Montag, 25. November 2013

Wie die Basler (Baloise) Versicherungen Vermittler und Kunden verarscht

Danke an den Kollegen aus... einer anderen Ecke von Deutschland. Die u. g. Mail ist ein Original Auszug aus unserem E-Mail Verkehr, natürlich gekürzt um die Namen der Beteiligten. Die Schuldigen sind immer Max Muster und Ali Mente. ;)

Der Hintergrund war einfach, wir vertreiben zzt. ein exklusives Produkt für die Basler und einige Kollegen haben mir schon schlechtes berichtet, weshalb ich mal nachgefragt habe was da passiert sei. Diese hier war von den dreien aber der Oberkracher. Vermutlich mache ich mich jetzt bei der Basler unbeliebt, da ich sowohl die Mail veröffentliche als auch mal ein paar kritische Fragen zur Vertriebsvereinbarung habe...

Original E-Mail




Nunja …. Die Sache mit der Basler war folgende:

Meine Mutter hatte ursprünglich in einer Basler Agentur gelernt, daher kam mal grundsätzlich die Verbindung zu diesem Unternehmen.
Nachdem sich die Wege des Agentur-Besitzers und meiner Mutter getrennt haben, machte sie sich selbstständig.
Unser Versicherungsmaklerbüro gibt es daher seit über 15 Jahren. Mit der Basler pflegten wir zwar netten, aber nie sehr engen Kontakt.

Der damalige Agenturbetreiber hatte neben seiner Tätigkeit als Basler Agent auch noch ein Versicherungsmaklerbüro gegründet.
Dies verstoß zwar gegen seinen Agenturvertrag … die Basler billigte das Verhalten jedoch und ließ ihn ziehen.
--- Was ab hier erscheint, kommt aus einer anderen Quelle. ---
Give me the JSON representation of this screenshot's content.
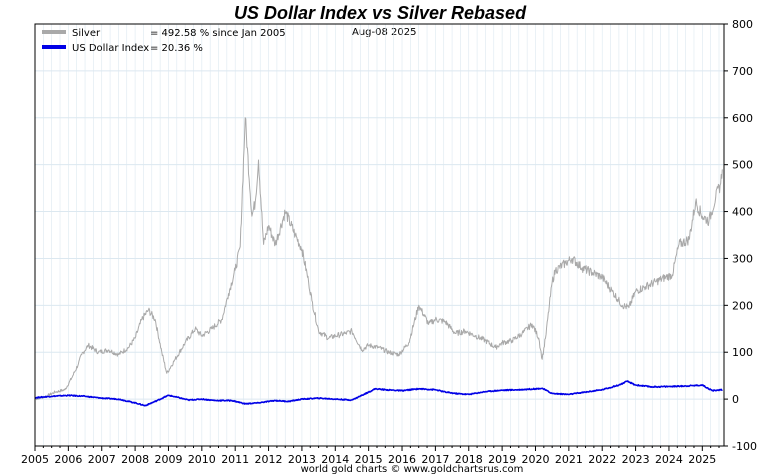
{
  "chart_data": {
    "type": "line",
    "title": "US Dollar Index vs Silver Rebased",
    "date_label": "Aug-08  2025",
    "footer": "world gold charts © www.goldchartsrus.com",
    "colors": {
      "title": "#1a1ae6",
      "silver": "#a9a9a9",
      "usd": "#0000e6",
      "grid": "#dce8f0",
      "axis": "#000000"
    },
    "ylim": [
      -100,
      800
    ],
    "yticks": [
      -100,
      0,
      100,
      200,
      300,
      400,
      500,
      600,
      700,
      800
    ],
    "ytick_labels": [
      "-100",
      "0",
      "100",
      "200",
      "300",
      "400",
      "500",
      "600",
      "700",
      "800"
    ],
    "xlim": [
      2005.0,
      2025.65
    ],
    "xticks": [
      2005,
      2006,
      2007,
      2008,
      2009,
      2010,
      2011,
      2012,
      2013,
      2014,
      2015,
      2016,
      2017,
      2018,
      2019,
      2020,
      2021,
      2022,
      2023,
      2024,
      2025
    ],
    "xtick_labels": [
      "2005",
      "2006",
      "2007",
      "2008",
      "2009",
      "2010",
      "2011",
      "2012",
      "2013",
      "2014",
      "2015",
      "2016",
      "2017",
      "2018",
      "2019",
      "2020",
      "2021",
      "2022",
      "2023",
      "2024",
      "2025"
    ],
    "legend": [
      {
        "name": "Silver",
        "note": "= 492.58 % since Jan 2005"
      },
      {
        "name": "US Dollar Index",
        "note": "= 20.36 %"
      }
    ],
    "series": [
      {
        "name": "Silver",
        "x": [
          2005.0,
          2005.3,
          2005.6,
          2005.9,
          2006.1,
          2006.3,
          2006.4,
          2006.6,
          2006.9,
          2007.2,
          2007.5,
          2007.8,
          2008.0,
          2008.2,
          2008.4,
          2008.6,
          2008.8,
          2008.95,
          2009.2,
          2009.5,
          2009.8,
          2010.0,
          2010.3,
          2010.6,
          2010.8,
          2011.0,
          2011.15,
          2011.3,
          2011.5,
          2011.6,
          2011.7,
          2011.85,
          2012.0,
          2012.2,
          2012.5,
          2012.8,
          2013.0,
          2013.2,
          2013.3,
          2013.5,
          2013.8,
          2014.0,
          2014.3,
          2014.5,
          2014.8,
          2015.0,
          2015.3,
          2015.6,
          2015.9,
          2016.2,
          2016.5,
          2016.8,
          2017.0,
          2017.3,
          2017.6,
          2017.9,
          2018.2,
          2018.5,
          2018.8,
          2019.0,
          2019.3,
          2019.6,
          2019.9,
          2020.1,
          2020.2,
          2020.3,
          2020.5,
          2020.6,
          2020.9,
          2021.1,
          2021.4,
          2021.7,
          2022.0,
          2022.3,
          2022.6,
          2022.8,
          2023.0,
          2023.3,
          2023.6,
          2023.9,
          2024.1,
          2024.3,
          2024.6,
          2024.8,
          2025.0,
          2025.2,
          2025.4,
          2025.55,
          2025.6
        ],
        "values": [
          0,
          5,
          15,
          20,
          45,
          75,
          95,
          115,
          100,
          105,
          95,
          110,
          130,
          170,
          190,
          170,
          100,
          55,
          85,
          120,
          150,
          135,
          150,
          170,
          225,
          275,
          325,
          600,
          390,
          420,
          510,
          330,
          370,
          330,
          400,
          350,
          320,
          250,
          210,
          145,
          130,
          135,
          140,
          145,
          105,
          115,
          110,
          100,
          95,
          120,
          200,
          160,
          170,
          165,
          140,
          145,
          135,
          125,
          110,
          120,
          125,
          140,
          160,
          130,
          85,
          130,
          250,
          275,
          290,
          300,
          280,
          270,
          260,
          230,
          200,
          195,
          230,
          240,
          250,
          260,
          265,
          330,
          340,
          420,
          390,
          380,
          430,
          460,
          490
        ]
      },
      {
        "name": "US Dollar Index",
        "x": [
          2005.0,
          2005.5,
          2006.0,
          2006.5,
          2007.0,
          2007.5,
          2008.0,
          2008.3,
          2008.6,
          2009.0,
          2009.2,
          2009.6,
          2010.0,
          2010.4,
          2010.9,
          2011.3,
          2011.7,
          2012.2,
          2012.6,
          2013.0,
          2013.5,
          2014.0,
          2014.5,
          2015.0,
          2015.2,
          2015.5,
          2016.0,
          2016.5,
          2017.0,
          2017.3,
          2017.6,
          2018.0,
          2018.5,
          2019.0,
          2019.5,
          2020.0,
          2020.2,
          2020.5,
          2021.0,
          2021.5,
          2022.0,
          2022.5,
          2022.75,
          2023.0,
          2023.5,
          2024.0,
          2024.5,
          2025.0,
          2025.3,
          2025.6
        ],
        "values": [
          3,
          6,
          8,
          6,
          2,
          0,
          -8,
          -14,
          -5,
          8,
          5,
          -2,
          0,
          -3,
          -3,
          -10,
          -8,
          -3,
          -5,
          0,
          2,
          0,
          -2,
          15,
          22,
          20,
          18,
          22,
          20,
          15,
          12,
          10,
          16,
          19,
          20,
          22,
          23,
          12,
          10,
          15,
          20,
          30,
          38,
          30,
          26,
          27,
          28,
          30,
          18,
          20
        ]
      }
    ]
  }
}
Exakt dieser Herr starb vor ca. 2 Jahren. Sein Todesfall kam sehr überraschend….
Zunächst waren wir mit der Erbabwicklung nicht befasst. Die damalige Trennung verlief nicht wirklich in Freundschaft. (Wie das eben immer so ist)
Doch nach ca. 6 Monaten rief uns die Alleinerbin (Türkin, schlechte Deutschkenntnisse) im Vertrauen an und bemängelte das sie das Gefühl hätte beschissen zu werden.

Unsere Einstellung ist das wir immer jedem Menschen helfen wollen. Das treibt einen zwar manchmal fast in den Wahnsinn…. Aber so sind wir eben in unserem Familienbetrieb…. Wir übernahmen zum Teil die Erbabwicklung. Unser Bestreben nach Fairness und Gerechtigkeit passte nun plötzlich zahlreichen „Geiern“ überhaupt nicht. Das alleinige Erscheinen des Namens „Ali Mente“ hat dazu geführt das die Testamentsvollstreckerin ihren Titel zurückgab. Alles hat mächtig gestunken…. Wir forschten und forschten.

Die Basler hatte gemäß Agenturvertrag einen Nachfolger bestimmt der den Bestand übernehmen sollte. Dieser Bestand war einen Tag nach Ableben bereits abgeholt und die PC`s gelöscht. Der Maklerbestand in den gleichen Räumen wurde umfangreich gesichtet…. Von allen.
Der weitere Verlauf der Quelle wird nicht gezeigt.